Literatura Casi de incógnito, el crítico y biógrafo inglés Gerald Martin recorre el Perú tras los pasos de MVLl. No vale picarse.
El Biógrafo y el Escribidor
 |
A MVLl lo conoció en el 67, en una presentación de Miguel Ángel Asturias, a quien también ha dedicado muchas páginas. |
Primero siguió sus pasos en Cochabamba. Luego lo haría en Piura, Arequipa, Estocolmo y, ahora, en Lima. El inglés Gerald Martin, quien antes ya entregó una completísima biografía de Gabriel García Márquez, se enfrenta hoy a otro Nobel: el peruano Mario Vargas Llosa. “La biografía es una cosa complicada, donde la discreción es fundamental”, explica y reconoce que son varias las personas que le han señalado su, a veces inquietante, parecido físico con el personaje estudiado. Gestado desde hace más de 40 años, cuando conoció a MVLl en un aula universitaria en Londres, el trabajo de Martin promete llegar a librerías el año próximo revelando los hilvanes fundamentales de la vida del autor de
La ciudad y los perros. –Si toda biografía encierra cierta obsesión con el personaje estudiado, ¿cómo nació su propia obsesión por Vargas Llosa?

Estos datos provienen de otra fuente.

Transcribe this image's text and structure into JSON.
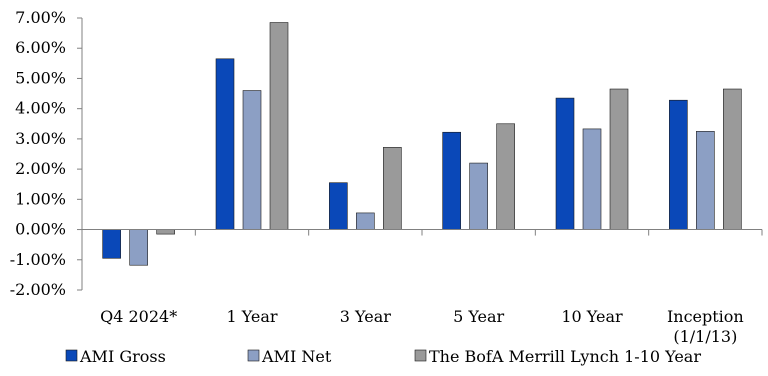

–Mi carrera se ha dedicado a tres personas: Miguel Ángel Asturias, García Márquez y Vargas Llosa. Cuando Asturias recibió el Nobel en octubre del 67 yo ya estaba trabajando sobre él. Antes, en mayo de ese año, estuve con él en un aula de la universidad de Londres, donde él daba una conferencia, y en esa aula estaba Vargas Llosa, que luego escribirá un reportaje, “Un hechicero maya en Londres”, y ahí empezó la cosa. Luego Mario prologa un libro mío sobre Asturias, y en el 70 escribo mi primer artículo académico sobre Mario. En la universidad enseñé La ciudad y los perros durante 25 años. Así que hay antecedentes, no es un oportunismo post Nobel. En Mario he estado pensando desde que yo tenía 23 años, y ahora tengo 69. En el segundo en que ganó el Nobel yo sabía que tenía que hacer esto, y entonces viajé a Estocolmo y fui a todos los lugares donde fue Mario, seguí sus pasos en los restaurantes y lo vi sin acercarme en el Gran Hotel donde se hospedan todos los ganadores del Nobel. Luego fui a verlo a Madrid para discutir el proyecto y las reglas del juego, y estuvo bastante sorprendido. Y ahora estoy otra vez aquí, estuve una semana en Piura, otra en Arequipa, dos en Cochabamba, donde curiosamente mi esposa y yo pasamos nuestro primer año en América Latina, y él pasó los diez primeros años de su vida. Entonces, cuando hablamos del destino esto es muy curioso, no conozco a nadie más que haya pasado un año en Cochabamba, a excepción de los cochabambinos.